If $f$ is continuous then $G$ is homeomorphic to $X$.

Let $f: X \to Y$ be a function. The graph of $f$ is defined to be the set $G = \{(x, f(x)) : x \in X\}$. Prove that if $f$ is continuous then $G$ is homeomorphic to $X$.


an anyone suggest me the process of solving this problem, thanks.


Solution 1:

HINT: There is only one reasonable candidate for a homeomorphism from $X$ onto $G$, namely, the map

$$F:X\to G:x\mapsto\langle x,f(x)\rangle\;;$$

use the definitions of continuity and the product topology to show that $F$ is a homeomorphism. It’s very easy to show that $F$ is a continuous bijection. Since it’s a bijection, it at least has an inverse $F^{-1}$. Show that $F^{-1}=\pi_1\upharpoonright G$, where $\pi_1:X\times Y:\langle x,y\rangle\mapsto x$ is the projection map to the first factor.
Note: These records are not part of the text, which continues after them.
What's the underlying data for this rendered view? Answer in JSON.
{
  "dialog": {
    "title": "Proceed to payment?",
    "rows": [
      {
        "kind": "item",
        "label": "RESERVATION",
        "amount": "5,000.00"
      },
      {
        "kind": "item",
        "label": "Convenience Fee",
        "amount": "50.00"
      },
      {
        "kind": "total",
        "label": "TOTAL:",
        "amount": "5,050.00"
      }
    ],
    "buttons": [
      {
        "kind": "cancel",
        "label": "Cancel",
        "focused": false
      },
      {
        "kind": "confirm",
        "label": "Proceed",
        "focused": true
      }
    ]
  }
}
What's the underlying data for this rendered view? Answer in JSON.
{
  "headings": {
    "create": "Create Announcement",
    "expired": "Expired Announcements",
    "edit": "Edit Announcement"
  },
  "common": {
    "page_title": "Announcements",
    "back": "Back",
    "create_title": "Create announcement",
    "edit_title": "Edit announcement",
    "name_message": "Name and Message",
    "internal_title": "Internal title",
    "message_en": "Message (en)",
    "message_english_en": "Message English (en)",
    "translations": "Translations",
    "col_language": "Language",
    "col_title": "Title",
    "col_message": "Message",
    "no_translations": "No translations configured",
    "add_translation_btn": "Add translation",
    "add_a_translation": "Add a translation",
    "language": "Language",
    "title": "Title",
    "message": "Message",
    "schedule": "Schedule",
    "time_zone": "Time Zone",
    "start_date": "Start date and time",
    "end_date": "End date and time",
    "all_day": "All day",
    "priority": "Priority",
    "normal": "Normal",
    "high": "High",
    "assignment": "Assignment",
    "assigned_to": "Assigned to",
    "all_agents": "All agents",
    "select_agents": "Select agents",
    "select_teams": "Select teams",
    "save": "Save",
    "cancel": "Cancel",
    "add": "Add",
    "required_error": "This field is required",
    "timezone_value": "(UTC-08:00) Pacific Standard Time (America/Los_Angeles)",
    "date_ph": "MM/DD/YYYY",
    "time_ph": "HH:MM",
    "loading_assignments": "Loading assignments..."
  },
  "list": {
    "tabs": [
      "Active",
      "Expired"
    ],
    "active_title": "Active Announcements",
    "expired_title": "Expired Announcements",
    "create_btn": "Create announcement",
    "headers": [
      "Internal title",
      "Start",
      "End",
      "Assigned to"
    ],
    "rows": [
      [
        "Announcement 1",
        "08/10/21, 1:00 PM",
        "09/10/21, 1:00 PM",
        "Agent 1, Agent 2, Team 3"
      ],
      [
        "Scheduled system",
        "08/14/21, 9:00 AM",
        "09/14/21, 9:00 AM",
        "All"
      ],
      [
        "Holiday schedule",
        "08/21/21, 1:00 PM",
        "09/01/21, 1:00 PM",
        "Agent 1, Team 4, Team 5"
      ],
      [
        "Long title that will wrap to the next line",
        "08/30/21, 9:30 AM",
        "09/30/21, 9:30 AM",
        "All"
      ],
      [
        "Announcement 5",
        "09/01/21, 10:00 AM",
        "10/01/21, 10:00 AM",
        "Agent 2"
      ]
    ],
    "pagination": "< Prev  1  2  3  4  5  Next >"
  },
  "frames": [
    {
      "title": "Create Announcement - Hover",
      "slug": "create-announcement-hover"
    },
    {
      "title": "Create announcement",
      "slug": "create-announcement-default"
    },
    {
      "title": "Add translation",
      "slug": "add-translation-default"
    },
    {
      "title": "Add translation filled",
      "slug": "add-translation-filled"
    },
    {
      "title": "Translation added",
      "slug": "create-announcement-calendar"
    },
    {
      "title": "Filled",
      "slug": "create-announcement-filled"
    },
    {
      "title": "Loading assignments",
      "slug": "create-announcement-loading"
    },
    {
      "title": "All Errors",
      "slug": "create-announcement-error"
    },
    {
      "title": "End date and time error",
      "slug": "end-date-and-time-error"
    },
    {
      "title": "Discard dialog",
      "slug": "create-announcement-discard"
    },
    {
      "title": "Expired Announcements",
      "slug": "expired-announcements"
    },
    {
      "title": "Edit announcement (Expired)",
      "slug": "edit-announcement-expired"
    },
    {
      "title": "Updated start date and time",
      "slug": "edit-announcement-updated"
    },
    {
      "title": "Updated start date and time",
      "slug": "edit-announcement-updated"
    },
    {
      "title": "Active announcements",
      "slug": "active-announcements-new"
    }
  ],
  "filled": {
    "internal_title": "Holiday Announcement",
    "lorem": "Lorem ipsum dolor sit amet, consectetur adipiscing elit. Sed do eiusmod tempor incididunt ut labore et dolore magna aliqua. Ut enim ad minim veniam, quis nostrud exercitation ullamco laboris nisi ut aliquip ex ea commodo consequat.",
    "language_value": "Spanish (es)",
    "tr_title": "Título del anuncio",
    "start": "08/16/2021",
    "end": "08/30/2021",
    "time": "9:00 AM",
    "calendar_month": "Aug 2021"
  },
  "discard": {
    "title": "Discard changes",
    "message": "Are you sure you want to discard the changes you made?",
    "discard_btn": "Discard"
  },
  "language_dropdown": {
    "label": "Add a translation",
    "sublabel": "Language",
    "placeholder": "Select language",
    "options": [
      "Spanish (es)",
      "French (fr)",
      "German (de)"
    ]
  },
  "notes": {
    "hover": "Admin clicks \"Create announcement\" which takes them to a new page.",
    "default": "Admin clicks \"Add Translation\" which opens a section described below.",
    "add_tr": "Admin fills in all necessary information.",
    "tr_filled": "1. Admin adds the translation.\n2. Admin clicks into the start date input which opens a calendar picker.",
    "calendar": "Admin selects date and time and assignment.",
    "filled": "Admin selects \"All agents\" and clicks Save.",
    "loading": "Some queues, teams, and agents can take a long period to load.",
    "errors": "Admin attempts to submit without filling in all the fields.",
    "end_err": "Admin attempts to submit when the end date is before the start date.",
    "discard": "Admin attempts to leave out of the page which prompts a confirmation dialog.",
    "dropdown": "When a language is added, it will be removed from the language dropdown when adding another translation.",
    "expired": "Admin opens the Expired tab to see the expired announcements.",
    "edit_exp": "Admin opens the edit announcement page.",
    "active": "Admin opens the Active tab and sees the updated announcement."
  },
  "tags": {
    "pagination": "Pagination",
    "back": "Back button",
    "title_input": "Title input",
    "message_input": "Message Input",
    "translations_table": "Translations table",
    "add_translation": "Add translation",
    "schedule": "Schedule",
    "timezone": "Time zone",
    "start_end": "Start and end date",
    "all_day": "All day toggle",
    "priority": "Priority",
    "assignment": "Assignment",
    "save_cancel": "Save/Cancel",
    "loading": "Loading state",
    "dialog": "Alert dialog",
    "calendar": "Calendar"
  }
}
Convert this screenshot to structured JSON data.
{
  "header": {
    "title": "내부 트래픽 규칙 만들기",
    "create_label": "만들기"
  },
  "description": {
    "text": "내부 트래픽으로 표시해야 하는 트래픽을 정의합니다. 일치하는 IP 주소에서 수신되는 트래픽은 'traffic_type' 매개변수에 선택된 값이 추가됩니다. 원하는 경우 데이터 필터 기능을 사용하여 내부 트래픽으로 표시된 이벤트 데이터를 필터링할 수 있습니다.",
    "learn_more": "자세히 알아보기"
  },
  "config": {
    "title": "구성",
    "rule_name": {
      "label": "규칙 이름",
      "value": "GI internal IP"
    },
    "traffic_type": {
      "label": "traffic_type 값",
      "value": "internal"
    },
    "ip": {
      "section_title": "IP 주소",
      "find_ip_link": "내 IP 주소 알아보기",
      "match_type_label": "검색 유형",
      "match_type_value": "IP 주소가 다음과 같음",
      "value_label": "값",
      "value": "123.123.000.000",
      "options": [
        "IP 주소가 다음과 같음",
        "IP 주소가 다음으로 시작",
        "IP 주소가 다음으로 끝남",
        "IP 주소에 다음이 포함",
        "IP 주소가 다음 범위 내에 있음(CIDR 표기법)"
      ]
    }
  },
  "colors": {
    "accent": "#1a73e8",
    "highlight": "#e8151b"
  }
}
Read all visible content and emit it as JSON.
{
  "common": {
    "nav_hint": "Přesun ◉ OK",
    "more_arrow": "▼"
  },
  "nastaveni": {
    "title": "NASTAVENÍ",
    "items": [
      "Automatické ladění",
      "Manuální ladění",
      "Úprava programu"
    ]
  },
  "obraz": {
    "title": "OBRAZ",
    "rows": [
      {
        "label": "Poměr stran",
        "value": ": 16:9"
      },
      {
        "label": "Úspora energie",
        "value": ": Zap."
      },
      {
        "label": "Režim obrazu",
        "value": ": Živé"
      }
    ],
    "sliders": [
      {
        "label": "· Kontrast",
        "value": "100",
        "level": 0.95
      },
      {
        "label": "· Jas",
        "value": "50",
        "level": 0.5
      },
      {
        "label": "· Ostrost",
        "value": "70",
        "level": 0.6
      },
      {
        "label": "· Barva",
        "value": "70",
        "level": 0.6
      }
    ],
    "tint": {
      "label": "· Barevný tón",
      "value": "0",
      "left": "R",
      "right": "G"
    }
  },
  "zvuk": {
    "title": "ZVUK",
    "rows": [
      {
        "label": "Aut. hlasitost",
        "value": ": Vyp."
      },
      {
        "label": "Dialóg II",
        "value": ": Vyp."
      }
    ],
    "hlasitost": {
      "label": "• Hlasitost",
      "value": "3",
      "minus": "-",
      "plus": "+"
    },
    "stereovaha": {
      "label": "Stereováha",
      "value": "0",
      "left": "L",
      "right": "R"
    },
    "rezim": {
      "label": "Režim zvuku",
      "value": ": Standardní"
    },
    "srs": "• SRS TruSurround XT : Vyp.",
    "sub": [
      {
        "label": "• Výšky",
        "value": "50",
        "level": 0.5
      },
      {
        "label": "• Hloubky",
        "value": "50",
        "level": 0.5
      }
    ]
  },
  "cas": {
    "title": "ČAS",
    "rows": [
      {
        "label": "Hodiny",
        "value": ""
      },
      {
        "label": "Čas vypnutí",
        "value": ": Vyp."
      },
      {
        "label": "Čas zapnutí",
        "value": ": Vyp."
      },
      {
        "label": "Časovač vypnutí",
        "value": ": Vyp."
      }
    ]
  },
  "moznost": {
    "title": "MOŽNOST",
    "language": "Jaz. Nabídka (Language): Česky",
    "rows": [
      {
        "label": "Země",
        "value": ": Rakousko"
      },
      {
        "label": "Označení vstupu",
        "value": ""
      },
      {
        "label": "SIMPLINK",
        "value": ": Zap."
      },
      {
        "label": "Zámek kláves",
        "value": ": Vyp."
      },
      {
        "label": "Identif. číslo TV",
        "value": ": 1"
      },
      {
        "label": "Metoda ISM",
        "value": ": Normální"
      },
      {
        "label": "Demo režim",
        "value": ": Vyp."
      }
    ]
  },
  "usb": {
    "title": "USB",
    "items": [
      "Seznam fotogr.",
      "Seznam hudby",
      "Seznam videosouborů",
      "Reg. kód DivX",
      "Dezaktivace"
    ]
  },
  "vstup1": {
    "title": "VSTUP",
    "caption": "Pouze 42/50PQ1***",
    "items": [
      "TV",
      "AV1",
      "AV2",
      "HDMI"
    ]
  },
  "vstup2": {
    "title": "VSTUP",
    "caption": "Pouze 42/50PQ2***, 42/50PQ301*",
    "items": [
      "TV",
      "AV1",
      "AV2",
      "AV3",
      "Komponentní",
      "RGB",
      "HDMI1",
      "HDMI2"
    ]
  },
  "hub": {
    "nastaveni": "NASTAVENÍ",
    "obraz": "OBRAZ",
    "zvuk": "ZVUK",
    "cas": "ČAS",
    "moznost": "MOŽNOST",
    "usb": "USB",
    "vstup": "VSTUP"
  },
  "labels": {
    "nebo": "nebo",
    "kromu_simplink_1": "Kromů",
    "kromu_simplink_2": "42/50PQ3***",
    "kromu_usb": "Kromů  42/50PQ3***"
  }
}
What do you know about projection maps?

Solution 2:

Hints: Let $\varphi : x \mapsto (x,f(x))$.

  • Show that $\varphi$ is a continuous bijection from $X$ to $G$.
  • Show that the projection on the first coordinate $\text{pr}_1 : X \times Y \to X$ is continuous and $\text{pr}_1 \circ \varphi =\operatorname{Id}_X$.